Лишь в новое время в западной культуре произошло разведение вещи и прекрасного (благодаря чему появился сам термин «наука эстетика»), что символизировало разрыв между бытием и красотой, который увеличивался, причем творение красоты становится уделом отдельных достаточно замкнутых отраслей духовной культуры, а бытие само по себе рассматривается как эстетически амбивалентное. Данное обстоятельство представляется одним из корней современных экологических трудностей, и его преодоление имеет существенно важное значение. Заметим в скобках, что еще в античности утилитарно-потребительские потенции в технике подвергались эстетизации, прежде чем они полностью реализовались в западной культуре.
Чтобы гармонизировать отношения между человеком и природой, техника может и должна стать эстетичной. С этим связан и этический момент. Кант в «Критике способности суждения» писал, что «у того, кого непосредственно интересует красота природы, имеются по крайней мере задатки морально доброго образа мыслей»{56}. Истина требуется, чтобы знать мир; добро, чтобы сохранить его; красота, чтобы восхищаться им.
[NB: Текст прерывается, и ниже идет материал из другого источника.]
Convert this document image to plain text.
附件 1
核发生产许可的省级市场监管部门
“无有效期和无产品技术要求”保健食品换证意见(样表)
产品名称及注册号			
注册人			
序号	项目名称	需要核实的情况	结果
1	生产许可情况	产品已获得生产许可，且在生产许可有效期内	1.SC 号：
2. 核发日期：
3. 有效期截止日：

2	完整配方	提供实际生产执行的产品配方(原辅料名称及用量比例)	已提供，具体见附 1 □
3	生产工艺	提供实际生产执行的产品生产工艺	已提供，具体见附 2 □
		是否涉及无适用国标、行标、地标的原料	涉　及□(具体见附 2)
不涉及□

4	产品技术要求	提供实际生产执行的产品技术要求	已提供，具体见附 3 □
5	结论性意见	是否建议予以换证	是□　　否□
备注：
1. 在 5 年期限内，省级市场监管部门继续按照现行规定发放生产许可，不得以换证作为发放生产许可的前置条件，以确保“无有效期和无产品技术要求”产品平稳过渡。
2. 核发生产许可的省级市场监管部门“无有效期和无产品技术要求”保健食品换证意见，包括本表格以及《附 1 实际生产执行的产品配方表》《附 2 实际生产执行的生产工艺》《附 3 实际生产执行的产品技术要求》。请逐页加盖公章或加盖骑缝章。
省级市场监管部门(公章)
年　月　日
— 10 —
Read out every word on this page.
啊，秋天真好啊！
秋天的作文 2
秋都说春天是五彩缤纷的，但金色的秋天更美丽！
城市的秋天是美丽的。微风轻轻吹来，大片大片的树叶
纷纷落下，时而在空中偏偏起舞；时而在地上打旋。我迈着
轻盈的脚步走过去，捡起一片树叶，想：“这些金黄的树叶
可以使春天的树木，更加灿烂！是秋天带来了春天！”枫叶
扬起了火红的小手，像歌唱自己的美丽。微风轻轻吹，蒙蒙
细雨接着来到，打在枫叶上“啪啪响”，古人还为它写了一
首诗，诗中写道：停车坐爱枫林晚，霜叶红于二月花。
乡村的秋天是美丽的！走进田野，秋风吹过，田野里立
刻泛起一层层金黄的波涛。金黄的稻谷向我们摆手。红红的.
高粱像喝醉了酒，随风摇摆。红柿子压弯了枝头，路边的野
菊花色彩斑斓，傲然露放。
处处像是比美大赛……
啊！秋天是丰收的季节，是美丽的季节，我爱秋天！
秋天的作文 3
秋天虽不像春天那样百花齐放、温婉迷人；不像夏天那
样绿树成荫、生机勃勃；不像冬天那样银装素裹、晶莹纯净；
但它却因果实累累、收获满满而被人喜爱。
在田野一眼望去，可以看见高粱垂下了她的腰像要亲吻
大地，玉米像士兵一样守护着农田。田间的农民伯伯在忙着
Эти три вещи тесно связаны между собой — если не сохранять красоту, то чем восхищаться, и если не осознать красоту, то как восхищаться ею? Л. Толстой называл природу непосредственным выражением Добра и Красоты. Таковой должна быть и техника, чтобы прийти в гармонию с природой.
Экологически необходима гармония человека и природы. Реальный путь к этому — подлинное творчество как гармонизирующий фактор в человеке и в его отношении с природой. Существеннейший момент подлинного творчества — созидание красоты природы. Отсюда роль эстетики в качестве критерия творчества, в том числе технического, и посредством этого гармонии человека и природы. Важный аспект обретения гармоничности — синтез истинного, благого и прекрасного в творчестве природы человеком.